Adnan is currently going through a tedious “interview process” with UNHCR. The process involves three different interviews, the spacing between each of which is, at a minimum, months apart. “There haven’t been any challenges exactly, but waiting for the whole process is such a long time. The problem is so many people are going through the same process . . . it’s about one year between each one, this past wait (between the second and third interview) has been about nine months,” he says.
Meanwhile, while undergoing the application process, he’s left to find work and housing for himself. Fortunately, he has no kids to take care of in Amman, and he does have other relatives in the city, also from Baghdad. “Only myself and my mother are living together right now,” he says. “However, I’m sharing the apartment building we’re staying at with my aunt and uncle as well, because it’s expensive in Amman, it’s necessary to share the cost of the rent.”
The need to be with family is another reason Adnan is hoping find permanent resettlement in The United States. “The reason I’m applying to America only is because I have a brother and uncle in America. So now the UNHCR knows that I have family there,” he explains. “It won’t necessarily help me because there’s so many people [trying to apply there].” But while he’s told the UNHCR interviewers about his family, he won’t actually be able to select the country he wants to go to himself. “I’m still in the interview process with the UNHCR, so I haven’t been able to specify which country I would like to go to. When you finish all three interviews with the UNHCR, that’s when you’re able to talk about which country you want, or which countries are available.”
There are caveats beyond the UNHCR application, however. Many of them have to do with the policies for refugees in whichever country Adnan applies for, United States or otherwise. The individual’s profession may be taken into consideration. “The position I had when I worked in Iraq isn’t supposed to affect my application. In one of the interviews I was asked and I told them I worked in a restaurant.” While profession is no concern with the UNHCR, issues such as physical evaluation, professional background, and linguistic ability do factor into whether or not certain countries will accept them.

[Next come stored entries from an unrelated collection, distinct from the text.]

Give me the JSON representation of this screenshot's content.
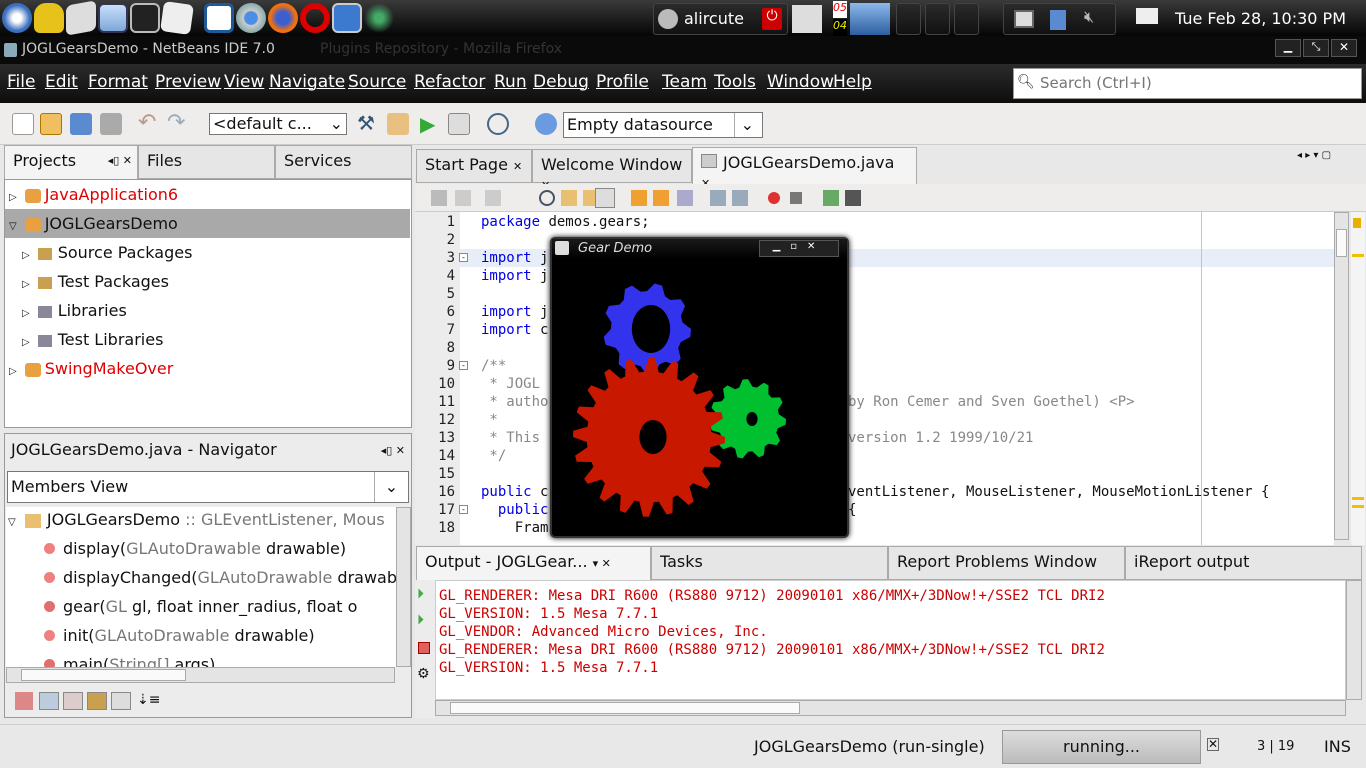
{
  "top_panel": {
    "launchers": [
      "media-player-icon",
      "teapot-icon",
      "book-icon",
      "netbeans-icon",
      "terminal-icon",
      "text-editor-icon",
      "writer-icon",
      "chromium-icon",
      "firefox-icon",
      "opera-icon",
      "network-icon",
      "plant-icon"
    ],
    "user": "alircute",
    "cpu_top": "05",
    "cpu_bottom": "04",
    "clock": "Tue Feb 28, 10:30 PM"
  },
  "window": {
    "title": "JOGLGearsDemo - NetBeans IDE 7.0",
    "ghost_title": "Plugins Repository - Mozilla Firefox"
  },
  "menu": [
    "File",
    "Edit",
    "Format",
    "Preview",
    "View",
    "Navigate",
    "Source",
    "Refactor",
    "Run",
    "Debug",
    "Profile",
    "Team",
    "Tools",
    "Window",
    "Help"
  ],
  "search": {
    "placeholder": "Search (Ctrl+I)"
  },
  "toolbar": {
    "config": "<default c...",
    "datasource": "Empty datasource"
  },
  "projects": {
    "tabs": [
      "Projects",
      "Files",
      "Services"
    ],
    "items": [
      {
        "label": "JavaApplication6",
        "color": "#e00000",
        "level": 0,
        "expanded": false
      },
      {
        "label": "JOGLGearsDemo",
        "color": "#111",
        "level": 0,
        "expanded": true,
        "selected": true
      },
      {
        "label": "Source Packages",
        "level": 1
      },
      {
        "label": "Test Packages",
        "level": 1
      },
      {
        "label": "Libraries",
        "level": 1
      },
      {
        "label": "Test Libraries",
        "level": 1
      },
      {
        "label": "SwingMakeOver",
        "color": "#e00000",
        "level": 0
      }
    ]
  },
  "navigator": {
    "title": "JOGLGearsDemo.java - Navigator",
    "view": "Members View",
    "root": "JOGLGearsDemo",
    "root_suffix": ":: GLEventListener, Mous",
    "members": [
      {
        "name": "display(",
        "type": "GLAutoDrawable",
        "rest": " drawable)"
      },
      {
        "name": "displayChanged(",
        "type": "GLAutoDrawable",
        "rest": " drawabl"
      },
      {
        "name": "gear(",
        "type": "GL",
        "rest": " gl, float inner_radius, float o"
      },
      {
        "name": "init(",
        "type": "GLAutoDrawable",
        "rest": " drawable)"
      },
      {
        "name": "main(",
        "type": "String[]",
        "rest": " args)"
      }
    ]
  },
  "editor": {
    "tabs": [
      "Start Page",
      "Welcome Window",
      "JOGLGearsDemo.java"
    ],
    "lines": [
      {
        "n": "1",
        "kw": "package",
        "text": " demos.gears;"
      },
      {
        "n": "2"
      },
      {
        "n": "3",
        "kw": "import",
        "text": " j"
      },
      {
        "n": "4",
        "kw": "import",
        "text": " j"
      },
      {
        "n": "5"
      },
      {
        "n": "6",
        "kw": "import",
        "text": " j"
      },
      {
        "n": "7",
        "kw": "import",
        "text": " c"
      },
      {
        "n": "8"
      },
      {
        "n": "9",
        "cm": "/**"
      },
      {
        "n": "10",
        "cm": " * JOGL"
      },
      {
        "n": "11",
        "cm": " * autho",
        "right": "by Ron Cemer and Sven Goethel) <P>"
      },
      {
        "n": "12",
        "cm": " *"
      },
      {
        "n": "13",
        "cm": " * This",
        "right": "version 1.2 1999/10/21"
      },
      {
        "n": "14",
        "cm": " */"
      },
      {
        "n": "15"
      },
      {
        "n": "16",
        "kw": "public",
        "text": " c",
        "right_plain": "ventListener, MouseListener, MouseMotionListener {"
      },
      {
        "n": "17",
        "kw": "  public",
        "text": "",
        "right_plain": "{"
      },
      {
        "n": "18",
        "text": "    Fram"
      }
    ]
  },
  "gear_demo": {
    "title": "Gear Demo",
    "colors": {
      "blue": "#3333ee",
      "red": "#c81800",
      "green": "#00c030"
    }
  },
  "output": {
    "tabs": [
      "Output - JOGLGear...",
      "Tasks",
      "Report Problems Window",
      "iReport output"
    ],
    "lines": [
      "GL_RENDERER: Mesa DRI R600 (RS880 9712) 20090101 x86/MMX+/3DNow!+/SSE2 TCL DRI2",
      "GL_VERSION: 1.5 Mesa 7.7.1",
      "GL_VENDOR: Advanced Micro Devices, Inc.",
      "GL_RENDERER: Mesa DRI R600 (RS880 9712) 20090101 x86/MMX+/3DNow!+/SSE2 TCL DRI2",
      "GL_VERSION: 1.5 Mesa 7.7.1"
    ]
  },
  "status": {
    "task": "JOGLGearsDemo (run-single)",
    "progress": "running...",
    "position": "3 | 19",
    "mode": "INS"
  }
}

The UNHCR currently refers only one to two percent of all applicants to asylum in a third country. This is what makes refugee centers like CRP so necessary, to provide resources and contacts while refugees trudge through all of the lengthy bureaucracy. While the process takes multiple years for everyone looking to rejoin with family and restart their lives following the violence and economic turmoil they’ve escaped, the desired results of these applications remain out of reach for most. Nevertheless, the UNHCR application remains their only recourse. For now, all Adnan can do is wait, and try to build community for himself in Hashemi Shamali and at CRP.